This paper examines the implementation of gun control measures and their social and political impact in Italy between the 1860s and the early 1920s. The paper moves away from the study of illegal actors and perpetrators of armed violence (such as criminals or paramilitaries) and focuses instead on ordinary law-abiding citizens. Law-abiding civilians are the basis of the state's legitimacy and the main recipients of its social policies and civil and political rights. This provides a vantage point from which to examine the impact of arms on societies, the complex interplay between order and freedom, and the cultural images associated with firearms. In this respect, Italy is a rather unique case study because of the profound contradictions that it embodied. On the one hand, Italy was one of the first and few countries in Belle Époque Europe to introduce gun licences, thus largely anticipating a common trend that would develop in Europe only after 1918. On the other hand, the introduction of prior checks on the possession and use of firearms was accompanied by wide discretionary powers on the part of the authorities, while the level of interpersonal violence remained significantly high. In other words, gun control did not go hand in hand with a more peaceful and pacified society, but largely contributed to the consolidation of quite authoritarian state institutions. As elsewhere in Europe, the outbreak of the First World War marked a major turning point. Total mobilisation led to the implementation of emergency measures to disarm the civilian population for the sake of national security. After 1918, Italy (as well as other European countries) experienced the paradox of being both a country with extensive arms control measures and one that experienced unprecedented levels of political violence.

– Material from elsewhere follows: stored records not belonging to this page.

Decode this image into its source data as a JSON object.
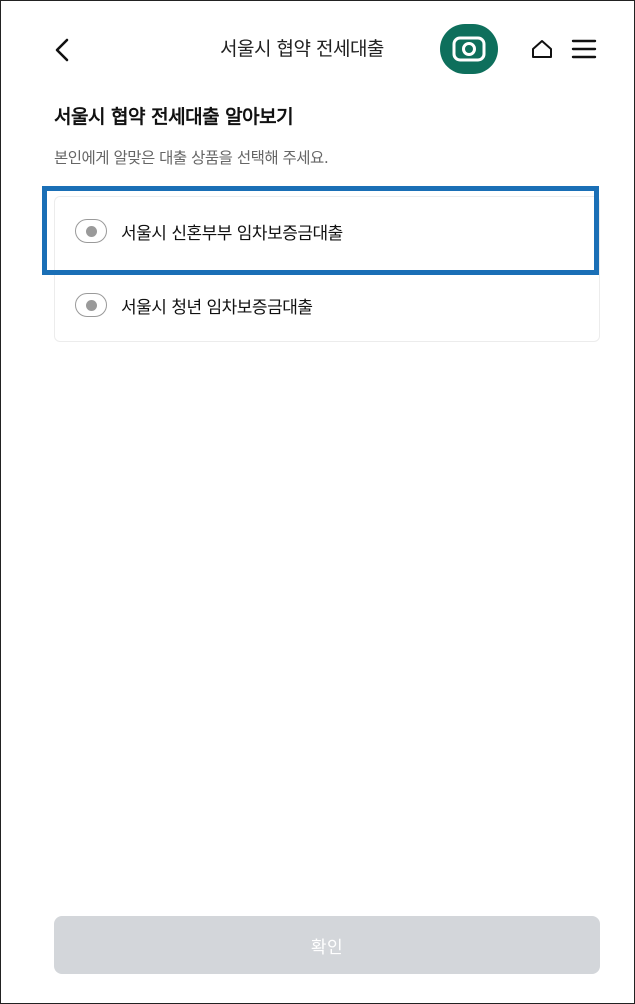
{
  "header": {
    "title": "서울시 협약 전세대출",
    "back_icon": "chevron-left-icon",
    "camera_icon": "camera-icon",
    "home_icon": "home-icon",
    "menu_icon": "hamburger-menu-icon",
    "camera_button_color": "#0e6f5c"
  },
  "main": {
    "title": "서울시 협약 전세대출 알아보기",
    "subtitle": "본인에게 알맞은 대출 상품을 선택해 주세요.",
    "options": [
      {
        "label": "서울시 신혼부부 임차보증금대출",
        "selected": false,
        "highlighted": true
      },
      {
        "label": "서울시 청년 임차보증금대출",
        "selected": false,
        "highlighted": false
      }
    ],
    "highlight_color": "#1a6fb6"
  },
  "footer": {
    "confirm_label": "확인",
    "confirm_enabled": false,
    "confirm_color": "#d3d6da"
  }
}
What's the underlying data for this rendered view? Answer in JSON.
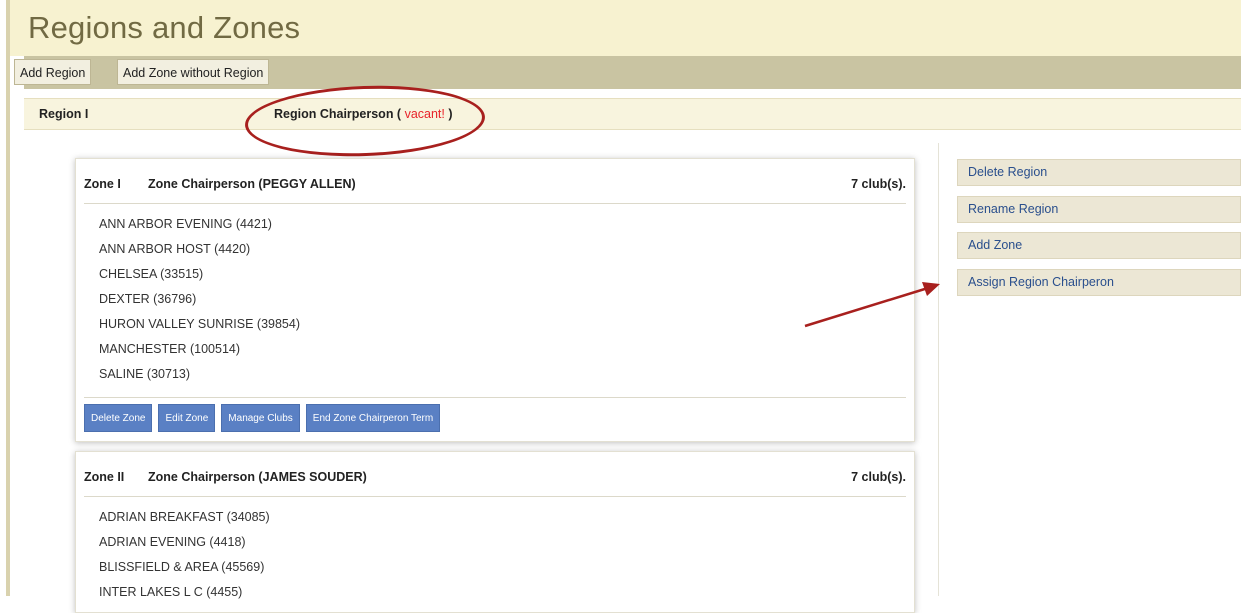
{
  "page": {
    "title": "Regions and Zones"
  },
  "toolbar": {
    "add_region": "Add Region",
    "add_zone_without_region": "Add Zone without Region"
  },
  "region": {
    "name": "Region I",
    "chair_prefix": "Region Chairperson (",
    "chair_status": "vacant!",
    "chair_suffix": ")"
  },
  "zones": [
    {
      "name": "Zone I",
      "chair": "Zone Chairperson (PEGGY ALLEN)",
      "club_count": "7 club(s).",
      "clubs": [
        "ANN ARBOR EVENING (4421)",
        "ANN ARBOR HOST (4420)",
        "CHELSEA (33515)",
        "DEXTER (36796)",
        "HURON VALLEY SUNRISE (39854)",
        "MANCHESTER (100514)",
        "SALINE (30713)"
      ],
      "actions": {
        "delete": "Delete Zone",
        "edit": "Edit Zone",
        "manage": "Manage Clubs",
        "end_term": "End Zone Chairperon Term"
      }
    },
    {
      "name": "Zone II",
      "chair": "Zone Chairperson (JAMES SOUDER)",
      "club_count": "7 club(s).",
      "clubs": [
        "ADRIAN BREAKFAST (34085)",
        "ADRIAN EVENING (4418)",
        "BLISSFIELD & AREA (45569)",
        "INTER LAKES L C (4455)"
      ]
    }
  ],
  "side_actions": {
    "delete_region": "Delete Region",
    "rename_region": "Rename Region",
    "add_zone": "Add Zone",
    "assign_chair": "Assign Region Chairperon"
  },
  "colors": {
    "title_bg": "#f7f2d0",
    "toolbar_bg": "#c9c4a2",
    "zone_button": "#5a80c4",
    "vacant_text": "#e8232a",
    "annotation": "#a8201e"
  }
}
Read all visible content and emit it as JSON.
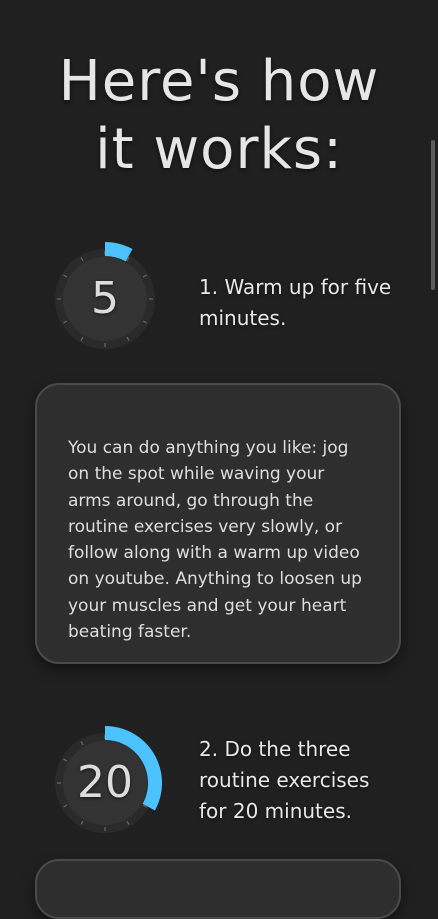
{
  "heading": {
    "line1": "Here's how",
    "line2": "it works:"
  },
  "steps": [
    {
      "dial_number": "5",
      "dial_progress": 0.08,
      "text": "1. Warm up for five minutes.",
      "description": "You can do anything you like: jog on the spot while waving your arms around, go through the routine exercises very slowly, or follow along with a warm up video on youtube. Anything to loosen up your muscles and get your heart beating faster."
    },
    {
      "dial_number": "20",
      "dial_progress": 0.33,
      "text": "2. Do the three routine exercises for 20 minutes."
    }
  ],
  "colors": {
    "background": "#202020",
    "card": "#2e2e2e",
    "accent": "#4cc2ff"
  }
}
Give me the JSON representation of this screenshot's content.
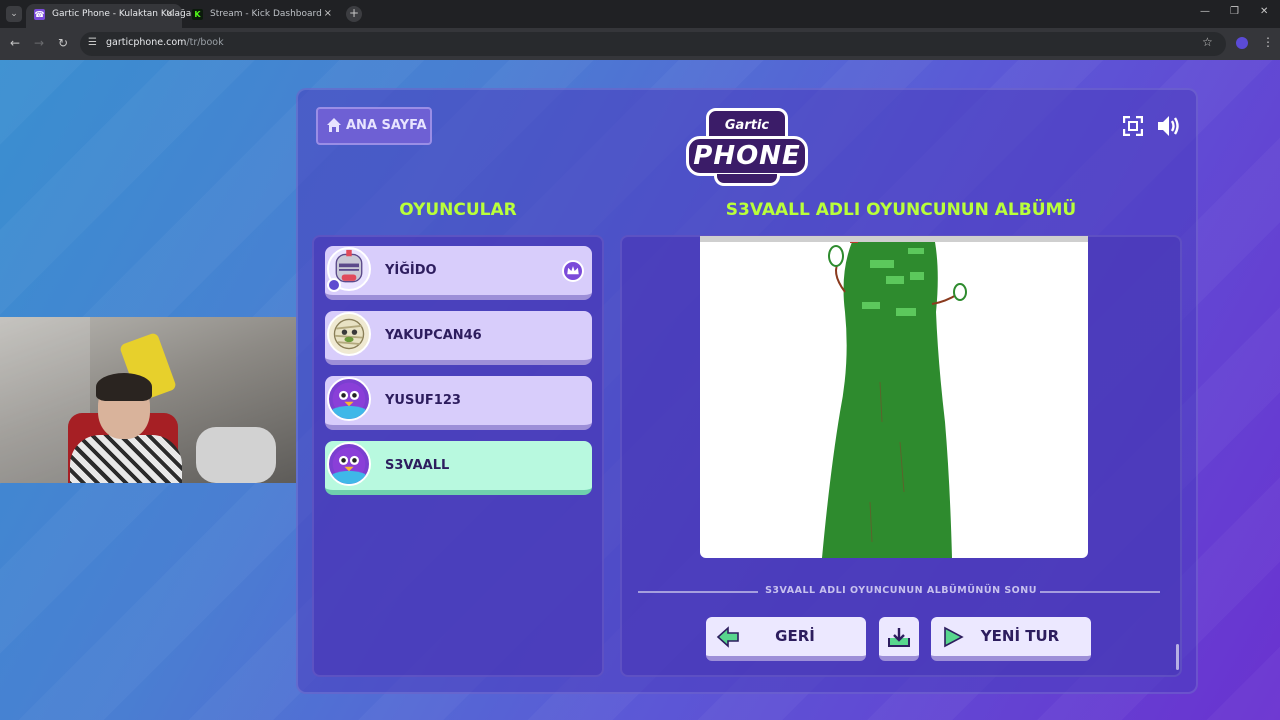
{
  "browser": {
    "tabs": [
      {
        "title": "Gartic Phone - Kulaktan Kulağa",
        "favicon_color": "#7b4bd9",
        "active": true
      },
      {
        "title": "Stream - Kick Dashboard",
        "favicon_color": "#53fc18",
        "active": false
      }
    ],
    "url_domain": "garticphone.com",
    "url_path": "/tr/book",
    "icons": {
      "tab_search": "chevron-down-icon",
      "new_tab": "plus-icon",
      "back": "arrow-left-icon",
      "forward": "arrow-right-icon",
      "reload": "reload-icon",
      "site_info": "site-settings-icon",
      "bookmark": "star-icon",
      "menu": "more-vertical-icon"
    },
    "symbols": {
      "tab_search": "⌄",
      "close": "×",
      "new_tab": "+",
      "back": "←",
      "forward": "→",
      "reload": "↻",
      "site_info": "☰",
      "star": "☆",
      "menu": "⋮",
      "minimize": "—",
      "maximize": "❐",
      "window_close": "✕",
      "kick_favicon": "K",
      "gartic_favicon": "☎"
    }
  },
  "game": {
    "home_button_label": "ANA SAYFA",
    "logo_top": "Gartic",
    "logo_main": "PHONE",
    "players_title": "OYUNCULAR",
    "album_title": "S3VAALL ADLI OYUNCUNUN ALBÜMÜ",
    "players": [
      {
        "name": "YİĞİDO",
        "avatar": "knight-avatar",
        "is_host": true,
        "highlighted": false
      },
      {
        "name": "YAKUPCAN46",
        "avatar": "mummy-avatar",
        "is_host": false,
        "highlighted": false
      },
      {
        "name": "YUSUF123",
        "avatar": "bird-avatar",
        "is_host": false,
        "highlighted": false
      },
      {
        "name": "S3VAALL",
        "avatar": "bird-avatar",
        "is_host": false,
        "highlighted": true
      }
    ],
    "album_end_text": "S3VAALL ADLI OYUNCUNUN ALBÜMÜNÜN SONU",
    "back_label": "GERİ",
    "new_round_label": "YENİ TUR",
    "colors": {
      "accent_title": "#b9ff3a",
      "card": "#d8cdfb",
      "card_highlight": "#b8f9df",
      "drawing_green": "#2e8b2e"
    }
  }
}
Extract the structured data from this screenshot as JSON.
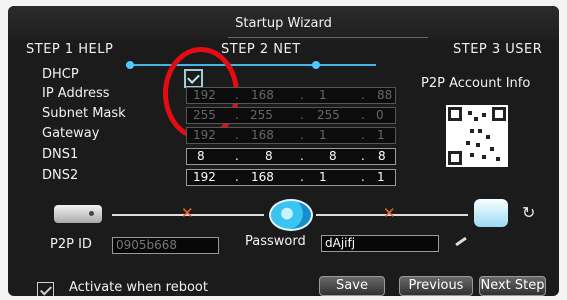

Although focusing mainly on Italy, the paper places this national case in a wider European perspective, outlining continental trends and national differences. Combining legal and social research, the paper uses the investigation of the changing meanings of what it meant to own and use a gun for law-abiding civilians to shed light on wider social, political and cultural transformations, outlining changes in state powers, individual rights and security cultures.
Matteo Millan is Professor of Contemporary History at the University of Padua. Before coming to Padua, he held postdoctoral fellowships in Oxford and Dublin. Matteo has researched fascist squadrismo, political violence and armed groups in different historical periods. In 2015 he was awarded an ERC grant for a project on armed associations in pre-1914 Europe. More recently, he received a new ERC grant for a project on gun control and gun culture in Western Europe between the 1870s and the 1970s. Matteo has published two books and several articles in major historical journals, including the Journal of Modern History and Contemporary European History. He is currently working on a monograph on armed associations and democratisation processes in Belle Époque Europe.